I have fragmented memories of watching the 1999 Disney animated movie when I was too young to question the politics of the story. Based loosely on Edgar Burrough’s adventure series, any interpretation of the movie will be fraught with problems inherent to colonial literature – racism, imperialism, the savior complex etc. The Legend of Tarzan is a retelling of the tale that tries commendably to cater to modern sensibilities of the 21st century.
It’s firstly not an origins story. The audience is introduced to Tarzan, already living the life of an English lord. It’s been eight years since his discovery and return from Africa. We learn of his childhood in the wild through flashbacks. He is now John Clayton III, Lord Greystoke, married to the feisty Jane Porter, living a quiet retired life in his English manor. He is requested to accompany Captain George Williams (played by Samuel Jackson) on a diplomatic mission to Congo for a friendly visit to King Leopold’s territory. The covert purpose is to investigate a suspected slave trade encouraged by the government of King Leopold.

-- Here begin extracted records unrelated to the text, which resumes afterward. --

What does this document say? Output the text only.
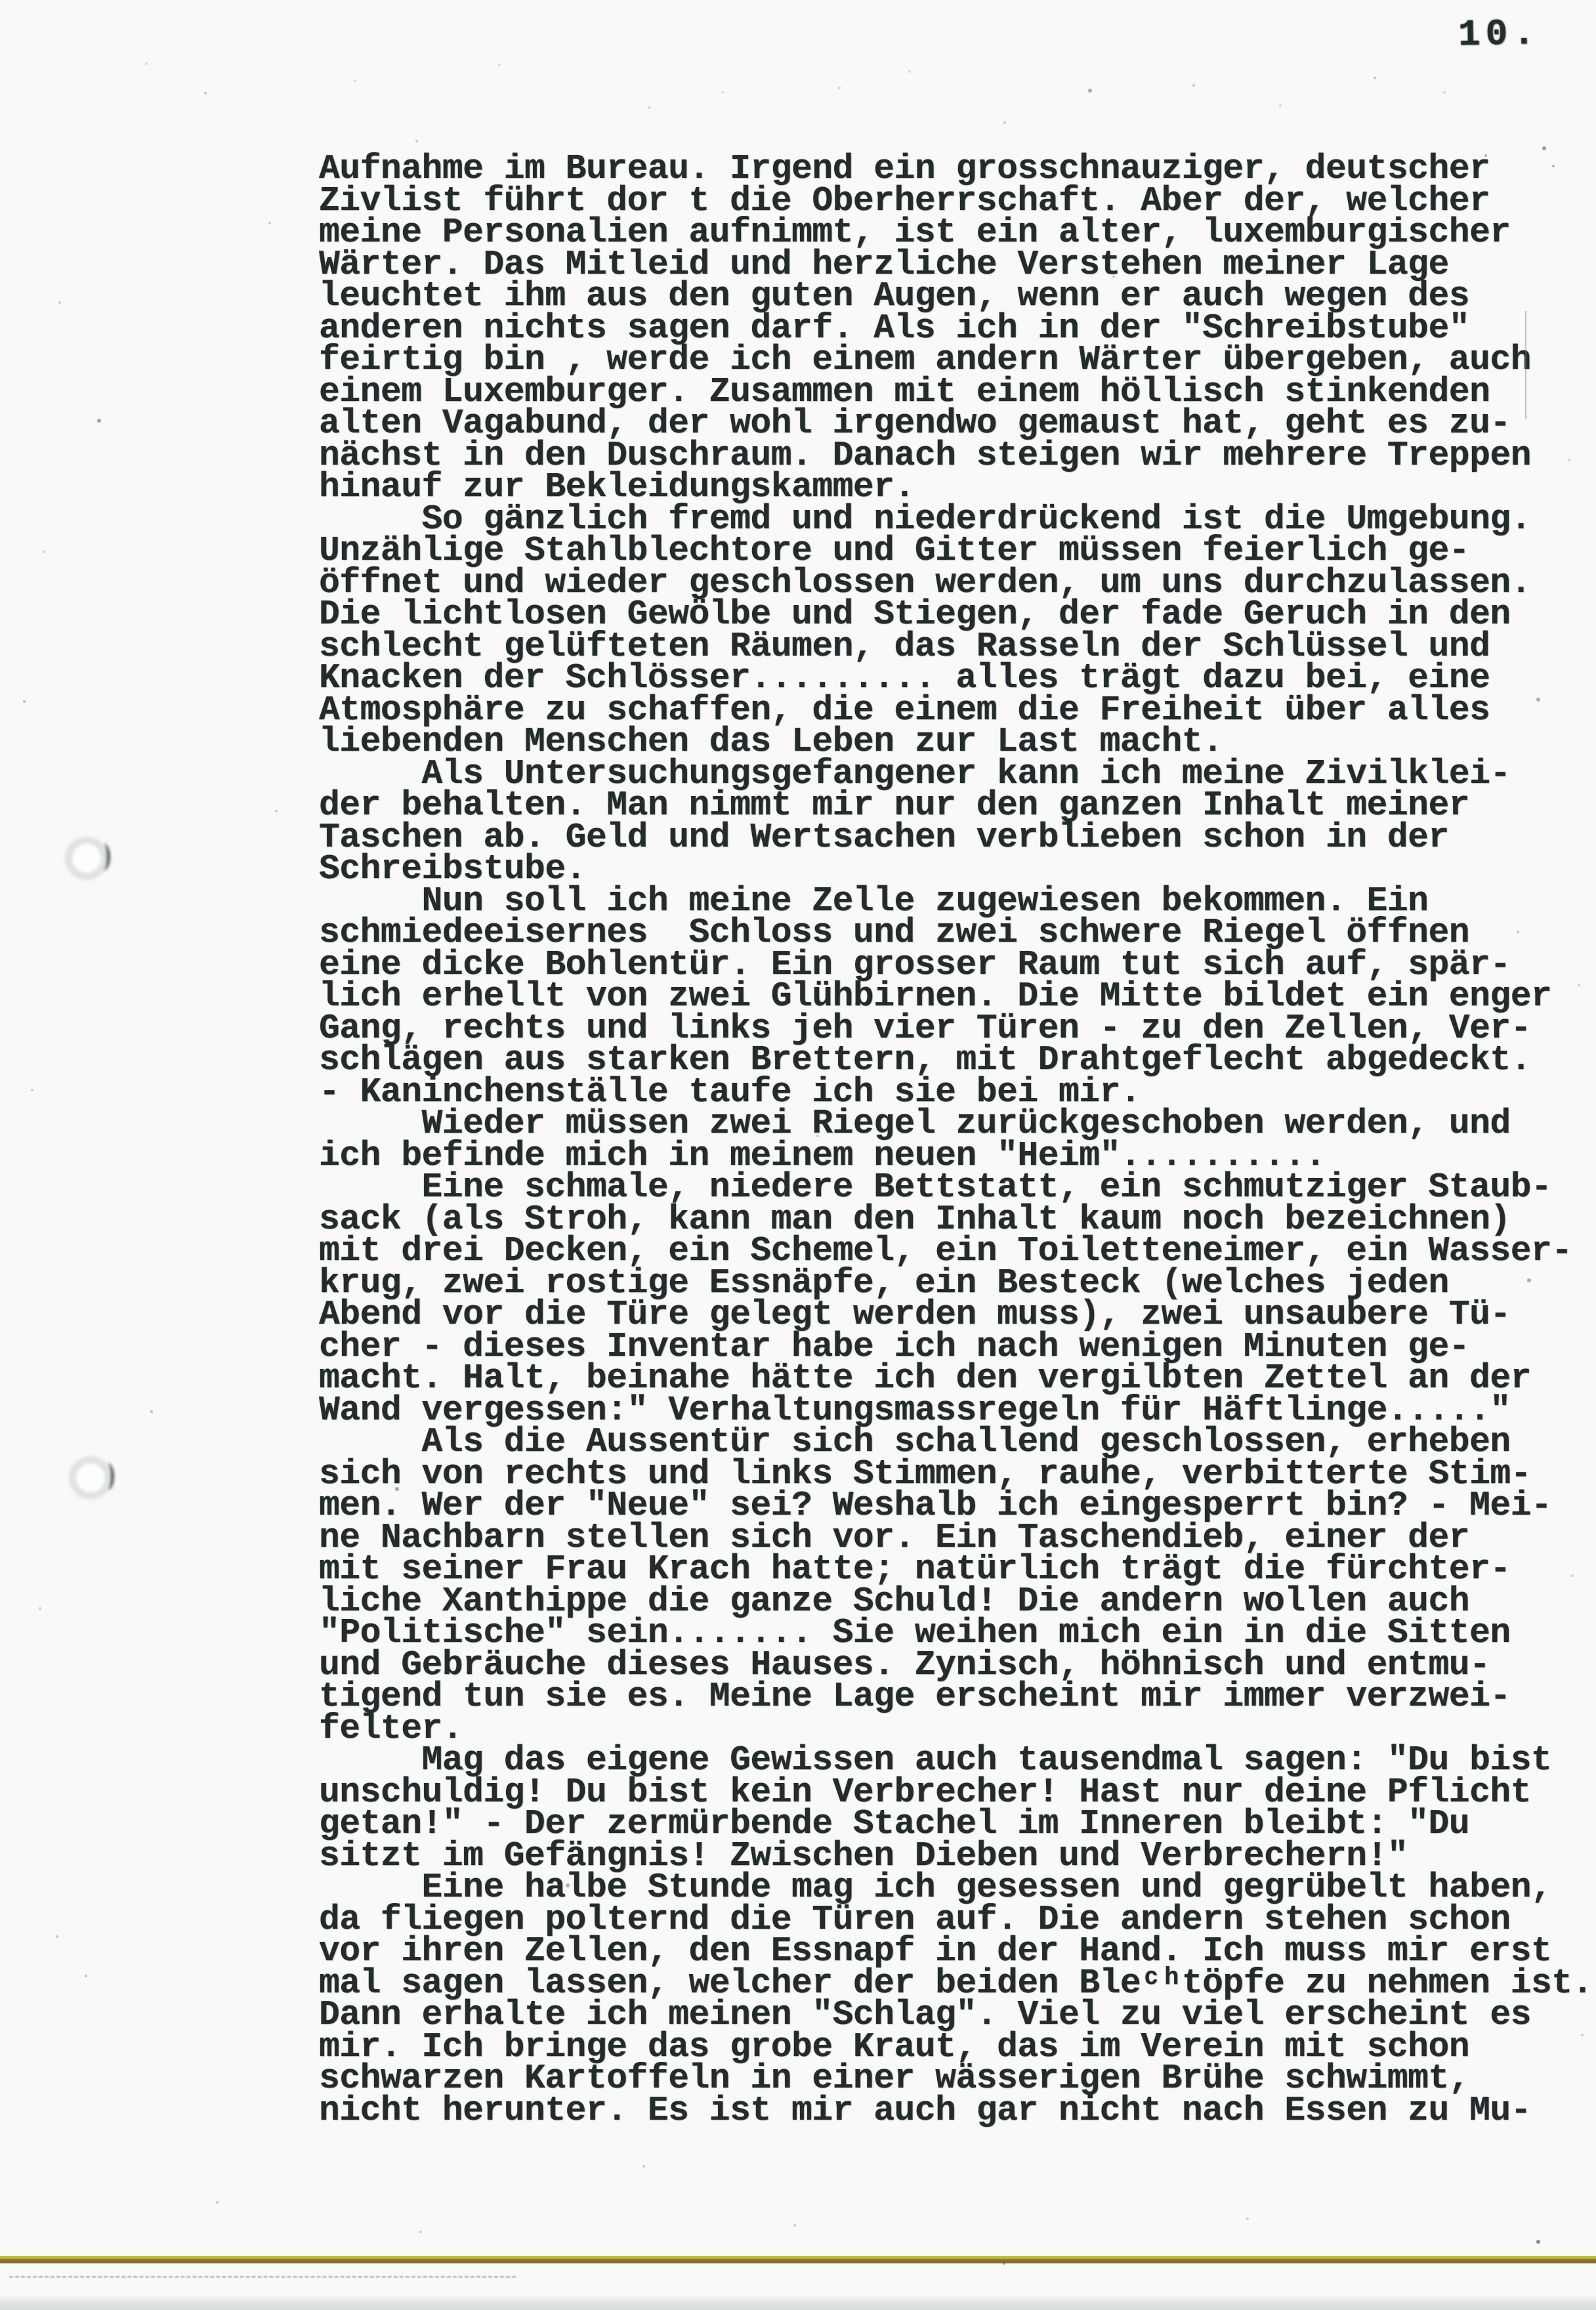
10.
Aufnahme im Bureau. Irgend ein grosschnauziger, deutscher
Zivlist führt dor t die Oberherrschaft. Aber der, welcher
meine Personalien aufnimmt, ist ein alter, luxemburgischer
Wärter. Das Mitleid und herzliche Verstehen meiner Lage
leuchtet ihm aus den guten Augen, wenn er auch wegen des
anderen nichts sagen darf. Als ich in der "Schreibstube"
feirtig bin , werde ich einem andern Wärter übergeben, auch
einem Luxemburger. Zusammen mit einem höllisch stinkenden
alten Vagabund, der wohl irgendwo gemaust hat, geht es zu-
nächst in den Duschraum. Danach steigen wir mehrere Treppen
hinauf zur Bekleidungskammer.
So gänzlich fremd und niederdrückend ist die Umgebung.
Unzählige Stahlblechtore und Gitter müssen feierlich ge-
öffnet und wieder geschlossen werden, um uns durchzulassen.
Die lichtlosen Gewölbe und Stiegen, der fade Geruch in den
schlecht gelüfteten Räumen, das Rasseln der Schlüssel und
Knacken der Schlösser......... alles trägt dazu bei, eine
Atmosphäre zu schaffen, die einem die Freiheit über alles
liebenden Menschen das Leben zur Last macht.
Als Untersuchungsgefangener kann ich meine Zivilklei-
der behalten. Man nimmt mir nur den ganzen Inhalt meiner
Taschen ab. Geld und Wertsachen verblieben schon in der
Schreibstube.
Nun soll ich meine Zelle zugewiesen bekommen. Ein
schmiedeeisernes  Schloss und zwei schwere Riegel öffnen
eine dicke Bohlentür. Ein grosser Raum tut sich auf, spär-
lich erhellt von zwei Glühbirnen. Die Mitte bildet ein enger
Gang, rechts und links jeh vier Türen - zu den Zellen, Ver-
schlägen aus starken Brettern, mit Drahtgeflecht abgedeckt.
- Kaninchenställe taufe ich sie bei mir.
Wieder müssen zwei Riegel zurückgeschoben werden, und
ich befinde mich in meinem neuen "Heim"..........
Eine schmale, niedere Bettstatt, ein schmutziger Staub-
sack (als Stroh, kann man den Inhalt kaum noch bezeichnen)
mit drei Decken, ein Schemel, ein Toiletteneimer, ein Wasser-
krug, zwei rostige Essnäpfe, ein Besteck (welches jeden
Abend vor die Türe gelegt werden muss), zwei unsaubere Tü-
cher - dieses Inventar habe ich nach wenigen Minuten ge-
macht. Halt, beinahe hätte ich den vergilbten Zettel an der
Wand vergessen:" Verhaltungsmassregeln für Häftlinge....."
Als die Aussentür sich schallend geschlossen, erheben
sich von rechts und links Stimmen, rauhe, verbitterte Stim-
men. Wer der "Neue" sei? Weshalb ich eingesperrt bin? - Mei-
ne Nachbarn stellen sich vor. Ein Taschendieb, einer der
mit seiner Frau Krach hatte; natürlich trägt die fürchter-
liche Xanthippe die ganze Schuld! Die andern wollen auch
"Politische" sein....... Sie weihen mich ein in die Sitten
und Gebräuche dieses Hauses. Zynisch, höhnisch und entmu-
tigend tun sie es. Meine Lage erscheint mir immer verzwei-
felter.
Mag das eigene Gewissen auch tausendmal sagen: "Du bist
unschuldig! Du bist kein Verbrecher! Hast nur deine Pflicht
getan!" - Der zermürbende Stachel im Inneren bleibt: "Du
sitzt im Gefängnis! Zwischen Dieben und Verbrechern!"
Eine halbe Stunde mag ich gesessen und gegrübelt haben,
da fliegen polternd die Türen auf. Die andern stehen schon
vor ihren Zellen, den Essnapf in der Hand. Ich muss mir erst
mal sagen lassen, welcher der beiden Bleᶜʰtöpfe zu nehmen ist.
Dann erhalte ich meinen "Schlag". Viel zu viel erscheint es
mir. Ich bringe das grobe Kraut, das im Verein mit schon
schwarzen Kartoffeln in einer wässerigen Brühe schwimmt,
nicht herunter. Es ist mir auch gar nicht nach Essen zu Mu-
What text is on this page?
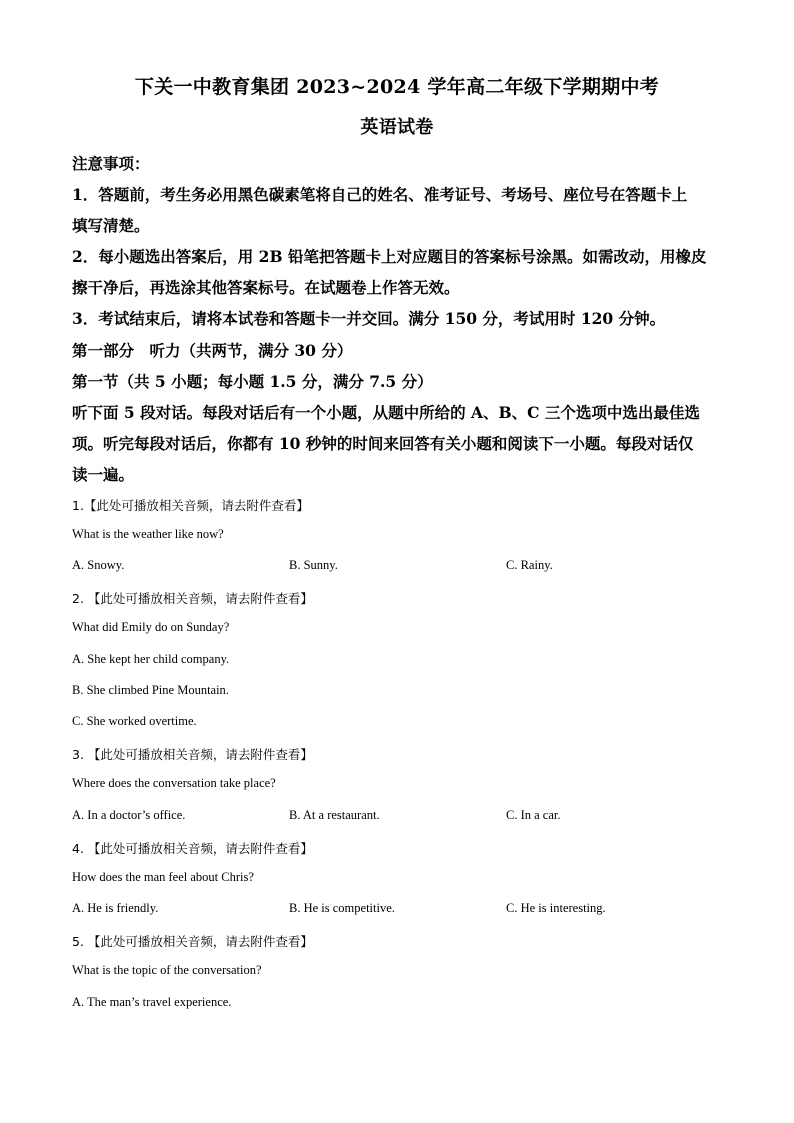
下关一中教育集团 2023~2024 学年高二年级下学期期中考
英语试卷
注意事项：
1．答题前，考生务必用黑色碳素笔将自己的姓名、准考证号、考场号、座位号在答题卡上
填写清楚。
2．每小题选出答案后，用 2B 铅笔把答题卡上对应题目的答案标号涂黑。如需改动，用橡皮
擦干净后，再选涂其他答案标号。在试题卷上作答无效。
3．考试结束后，请将本试卷和答题卡一并交回。满分 150 分，考试用时 120 分钟。
第一部分　听力（共两节，满分 30 分）
第一节（共 5 小题；每小题 1.5 分，满分 7.5 分）
听下面 5 段对话。每段对话后有一个小题，从题中所给的 A、B、C 三个选项中选出最佳选
项。听完每段对话后，你都有 10 秒钟的时间来回答有关小题和阅读下一小题。每段对话仅
读一遍。
1.【此处可播放相关音频，请去附件查看】
What is the weather like now?
A. Snowy.	B. Sunny.	C. Rainy.
2. 【此处可播放相关音频，请去附件查看】
What did Emily do on Sunday?
A. She kept her child company.
B. She climbed Pine Mountain.
C. She worked overtime.
3. 【此处可播放相关音频，请去附件查看】
Where does the conversation take place?
A. In a doctor’s office.	B. At a restaurant.	C. In a car.
4. 【此处可播放相关音频，请去附件查看】
How does the man feel about Chris?
A. He is friendly.	B. He is competitive.	C. He is interesting.
5. 【此处可播放相关音频，请去附件查看】
What is the topic of the conversation?
A. The man’s travel experience.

This is where history meets fiction – as a Captain George Williams did indeed go to Congo, discovered and reported on atrocities committed by the private militia on the Congolese people. In the movie, there is a larger plot afoot – King Leopold plans to mine the diamonds of Africa and couple it with underground slave trade to become the richest kingdom in all of Europe. This strategy is masterminded by Captain Léon Rom (played reliably and effortlessly by Christoph Waltz) who is driven by ambition and pure evil. To achieve this he needs to deliver Tarzan to Chief Mbonga, the tribal chief who owns the diamond regions.
Tarzan and Jane’s down-the-memory-lane trip turns sour pretty soon as their host village is attacked and Jane is kidnapped. The movie now follows the predictable path; Tarzan must rescue his Jane and save the people of Congo from Rom’s devious plans. And so he does, swinging gorgeously from vine to vine, fighting apes and jumping across trees through the forests of Congo!
The very buff and good looking, Alexander Skarsgård plays an understated, brooding version of Tarzan, rightly so for someone who has spent more time in the wild then in the company of men. Jane Porter is the only significant female character in the story and Margot Robbie plays her with aplomb. Jane’s character often mocks the traditional role. When the villainous Rum asks her to scream, she throws her head and retorts – “Like a damsel in distress!” She does do a commendable job of putting up a fight, but for the sake of convention and the box office, she is gloriously rescued by Tarzan.
The Legend of Tarzan tries hard to be politically correct – not an easy task given the original material. The choice of adding a black man as the partner to Tarzan’s journey is very deliberate, as is reference to slave trade, and the colonization of Africa. Somewhere buried in the script there are references to civil war and the cruel treatment of Indians. The movie addresses a lot of political hot topics with a brushstroke without delving into the details.
In the end, in spite of all its ambition, The Legend of Tarzan remains a silly adventure romp.